BzaInSpace wrote: ↑Wed Jul 17, 2019 5:30 pm
angelsighs wrote: ↑Wed Jul 17, 2019 8:38 am
so believe it or not, it's now been 10 months since And Nothing Hurt came out.
we are not far off a year since it's release.. and no proper UK tour, no further videos or anything.
anyone think it's been weirdly low key?
I kinda wish they had done an extensive UK tour.
However I remain eternally glad I made it to that Glasgow show. That ecstatic feeling lasted for weeks... and even now it's a real high just thinking about it.
I always mean to post a full-on review thing about And Nothing Hurt
- won't happen today but I will say that it's magnificent. I stopped listening to it for a bit as I didn't want to ruin it... but it remains a go-to for a particular kind of music high I can't get elsewhere.
What I will say is that the production levels are insane - there's so much going on in a lot of those songs, the layers of instrumentation going on is beyond. Loads of subtle (or not) effects, the louder you listen to it the more you can hear. Even on a phone with decent headphones on a slight volume adjustment brings up further layers of stuff. Truly incredible & beautiful.
I wasn't even that keen on 'A Perfect Miracle' on first hearing and now... it's just something else. Those lyrics get so dark. The insane highs and crushing lows of doomed relationships never sounded so pretty:
"My phone has been broke/And I thought that we spoke....I met someone else/you should try it yourself..."
- woah. Or woe. Pretty sure the similarity with the title track of LAG
... wasn't an accident - despite claims otherwise.

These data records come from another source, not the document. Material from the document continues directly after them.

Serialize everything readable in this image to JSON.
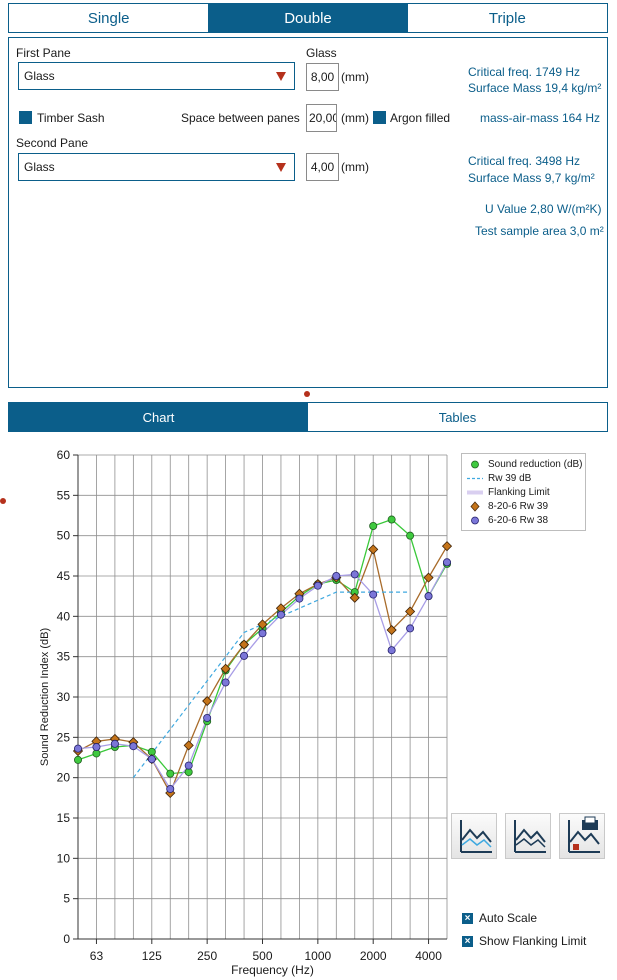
{
  "tabs": [
    {
      "label": "Single",
      "active": false
    },
    {
      "label": "Double",
      "active": true
    },
    {
      "label": "Triple",
      "active": false
    }
  ],
  "form": {
    "first_pane_label": "First Pane",
    "first_pane_value": "Glass",
    "glass_label": "Glass",
    "glass_thickness_1": "8,00",
    "unit_mm": "(mm)",
    "timber_sash_label": "Timber Sash",
    "space_label": "Space between panes",
    "space_value": "20,00",
    "argon_label": "Argon filled",
    "second_pane_label": "Second Pane",
    "second_pane_value": "Glass",
    "glass_thickness_2": "4,00"
  },
  "results": {
    "critical_freq_1": "Critical freq.  1749 Hz",
    "surface_mass_1": "Surface Mass 19,4 kg/m²",
    "mass_air_mass": "mass-air-mass  164 Hz",
    "critical_freq_2": "Critical freq.  3498 Hz",
    "surface_mass_2": "Surface Mass 9,7 kg/m²",
    "u_value": "U Value 2,80 W/(m²K)",
    "test_area": "Test sample area 3,0 m²"
  },
  "view_tabs": [
    {
      "label": "Chart",
      "active": true
    },
    {
      "label": "Tables",
      "active": false
    }
  ],
  "options": {
    "auto_scale": "Auto Scale",
    "show_flanking": "Show Flanking Limit"
  },
  "icons": [
    "chart-view-icon",
    "chart-compare-icon",
    "chart-export-icon"
  ],
  "colors": {
    "accent": "#0b5e8a",
    "marker": "#b5311c"
  },
  "chart_data": {
    "type": "line",
    "xlabel": "Frequency (Hz)",
    "ylabel": "Sound Reduction Index (dB)",
    "ylim": [
      0,
      60
    ],
    "yticks": [
      0,
      5,
      10,
      15,
      20,
      25,
      30,
      35,
      40,
      45,
      50,
      55,
      60
    ],
    "xtick_labels": [
      {
        "label": "63",
        "index": 1
      },
      {
        "label": "125",
        "index": 4
      },
      {
        "label": "250",
        "index": 7
      },
      {
        "label": "500",
        "index": 10
      },
      {
        "label": "1000",
        "index": 13
      },
      {
        "label": "2000",
        "index": 16
      },
      {
        "label": "4000",
        "index": 19
      }
    ],
    "frequencies": [
      50,
      63,
      80,
      100,
      125,
      160,
      200,
      250,
      315,
      400,
      500,
      630,
      800,
      1000,
      1250,
      1600,
      2000,
      2500,
      3150,
      4000,
      5000
    ],
    "grid": true,
    "legend": [
      {
        "label": "Sound reduction (dB)",
        "kind": "green-circle"
      },
      {
        "label": "Rw 39 dB",
        "kind": "dashed-blue"
      },
      {
        "label": "Flanking Limit",
        "kind": "lavender-band"
      },
      {
        "label": "8-20-6 Rw 39",
        "kind": "orange-diamond"
      },
      {
        "label": "6-20-6 Rw 38",
        "kind": "purple-circle"
      }
    ],
    "series": [
      {
        "name": "Sound reduction (dB)",
        "color": "#3fc93f",
        "line": "#39c839",
        "marker": "circle",
        "values": [
          22.2,
          23,
          23.8,
          24,
          23.2,
          20.5,
          20.7,
          27,
          33.3,
          36.5,
          38.5,
          40.5,
          42.5,
          44,
          44.5,
          43,
          51.2,
          52,
          50,
          42.5,
          46.5
        ]
      },
      {
        "name": "8-20-6 Rw 39",
        "color": "#c4741a",
        "line": "#a86b2a",
        "marker": "diamond",
        "values": [
          23.3,
          24.5,
          24.8,
          24.4,
          22.3,
          18.1,
          24,
          29.5,
          33.5,
          36.5,
          39,
          41,
          42.8,
          44,
          44.8,
          42.3,
          48.3,
          38.3,
          40.6,
          44.8,
          48.7
        ]
      },
      {
        "name": "6-20-6 Rw 38",
        "color": "#7b76d8",
        "line": "#a89de6",
        "marker": "circle",
        "values": [
          23.6,
          23.8,
          24.2,
          23.9,
          22.3,
          18.6,
          21.5,
          27.4,
          31.8,
          35.1,
          37.9,
          40.2,
          42.2,
          43.8,
          45,
          45.2,
          42.7,
          35.8,
          38.5,
          42.5,
          46.7
        ]
      },
      {
        "name": "Rw 39 dB",
        "color": "#3fa9e0",
        "line": "dashed",
        "values": [
          null,
          null,
          null,
          20,
          23,
          26,
          29,
          32,
          35,
          38,
          39,
          40,
          41,
          42,
          43,
          43,
          43,
          43,
          43,
          null,
          null
        ]
      }
    ]
  }
}
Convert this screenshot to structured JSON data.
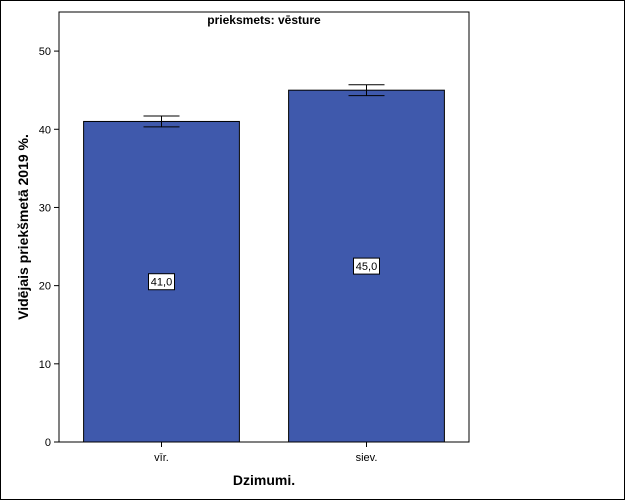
{
  "chart_data": {
    "type": "bar",
    "title": "prieksmets: vēsture",
    "xlabel": "Dzimumi.",
    "ylabel": "Vidējais priekšmetā 2019 %.",
    "categories": [
      "vīr.",
      "siev."
    ],
    "values": [
      41.0,
      45.0
    ],
    "data_labels": [
      "41,0",
      "45,0"
    ],
    "error_bars": [
      {
        "low": 40.3,
        "high": 41.7
      },
      {
        "low": 44.3,
        "high": 45.7
      }
    ],
    "ylim": [
      0,
      55
    ],
    "yticks": [
      0,
      10,
      20,
      30,
      40,
      50
    ],
    "grid": false,
    "legend": "none",
    "bar_color": "#3F59AC"
  }
}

Working backwards in respect of the above:
I honestly don't think A Perfect Miracle is compositionally related to Ladies And Gentlemen... apart from a similar basic structure transposed to a different key. The bare boned ukele (or is it a tense 4 string banjo?) Bach-esque descending melody is vaguely reminiscent, yet turns out quite differently.
Throughout his career, Jason has employed similar structures and simple chord sequences - the brilliance and skill that results has been in his deft use of dynamics and dense production values, bringing new and invigorated songs to life.
In respect of dense production techniques, I think that is what makes the new album so refreshing. There is far more good stuff going on in the deep weeds, compared with the previous two albums.
I think the creative depths plumbed via limitations such as those Jason encountered in not being able to avail himself of costly studio time, big budget enabled employment of large ensembles etc, is what makes ANH so refreshing. Also his new recording technique seems better-suited to taking lots of time to tweak the best from every element available at mixdown.
Rather than taking workmanlike retreads of familiar writing techniques, then adding clichéd syrupy strings and/or lots of distorted guitar parts to fill out and put meat on the proverbial bones - he's used far more original production and instrumentation to good effect, most notable in the dense midrange that only reveals itself in decent quality listening environments.
I don't recall the same subtleties I hear on ANH through my PMC monitors, revealing themselves on SH/SL or A&E. There's so many hidden depths, spread wide throughout the entire frequency spectrum, that offer up a complexity neither previous album offered.
To me the most attractive element of the ANH production, is the combination of the density last heard on LICD, plus the judicious placement of carefully orchestrated multiple key parts - with a precision I don't recall hearing since LGM and Pure Phase.
The combining of new songwriting styles with those different yet now complimentary production values, is the most interesting and exciting aspect of the new album for me.
I think Jason's careful curation of complex, detailed and crunchy parts within the mid and upper midrange elements of the frequency spectrum, brings a special new life to what on the paper musical score may not be especially interesting or new tracks.
I wish I hadn't bothered with that uber-compressed pre-release stream on NPR. I hastily ripped it to CD and was disappointed with how flat it sounded. The dynamic force present on the actual album was sorely missing.
The Glasgow gig was great. I'm now ready for a more diverse set on a comprehensive UK tour, with a local date and hopefully a couple more I can easily get to. I want to hear electric live staples like Take Your Time, which has always been my favourite live track.
Far be it from me to tell Jason how to do the music business, but it seems a little unfair that our American friends got a decent tour before the UK. Furthermore I'm not convinced that playing the new album in full at every gig, is not potentially a display of artistic stubbornness triamphing over conventional touring economics.